[PATCH] user-ns: Nested pidns support (v2)

From: Serge E. Hallyn
Date: Fri Mar 19 2010 - 17:41:43 EST


[ this patch is against the userspace checkpoint/restart tools at
http://www.linux-cr.org/git/?p=user-cr.git;a=summary ]

Support restart of nested pid namespaces. Parse the ckpt_vpid
array to decide the vpids to specify for each task's eclone().

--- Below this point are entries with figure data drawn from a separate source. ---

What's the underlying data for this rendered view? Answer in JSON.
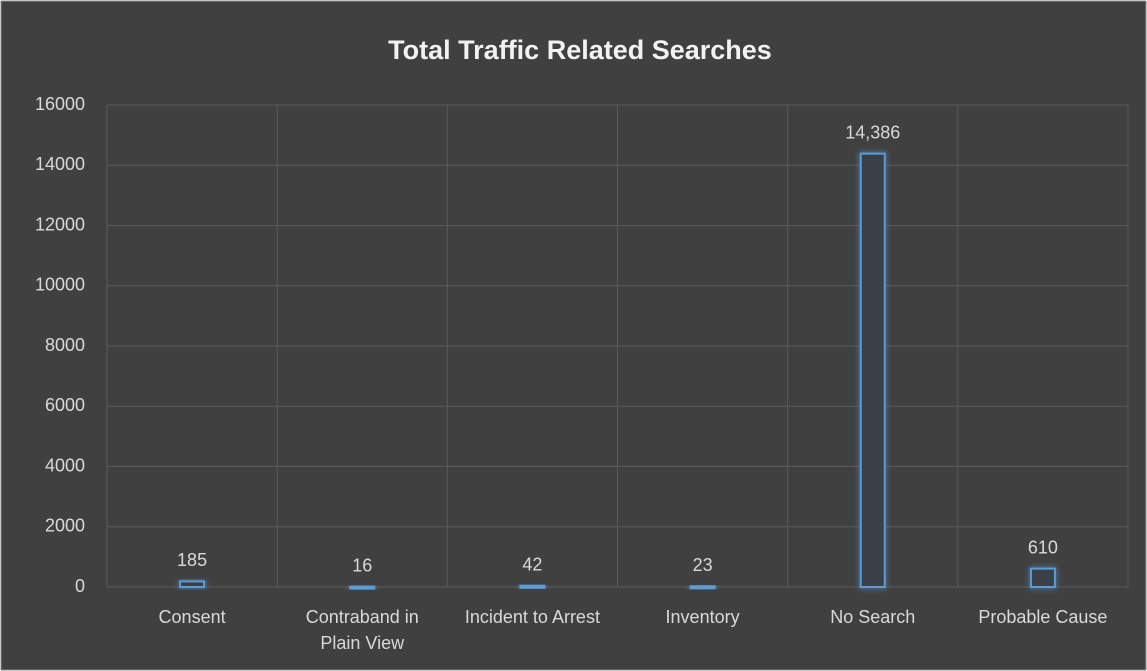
{
  "chart_data": {
    "type": "bar",
    "title": "Total Traffic Related Searches",
    "categories": [
      "Consent",
      "Contraband in Plain View",
      "Incident to Arrest",
      "Inventory",
      "No Search",
      "Probable Cause"
    ],
    "values": [
      185,
      16,
      42,
      23,
      14386,
      610
    ],
    "value_labels": [
      "185",
      "16",
      "42",
      "23",
      "14,386",
      "610"
    ],
    "color": "#5b9bd5",
    "ylim": [
      0,
      16000
    ],
    "yticks": [
      0,
      2000,
      4000,
      6000,
      8000,
      10000,
      12000,
      14000,
      16000
    ],
    "grid": true
  }
}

Signed-off-by: Serge Hallyn <serue@xxxxxxxxxx>
---
include/linux/checkpoint.h | 2 +-
include/linux/checkpoint_hdr.h | 16 ++++
restart.c | 158 ++++++++++++++++++++++++++++++++++++----
3 files changed, 160 insertions(+), 16 deletions(-)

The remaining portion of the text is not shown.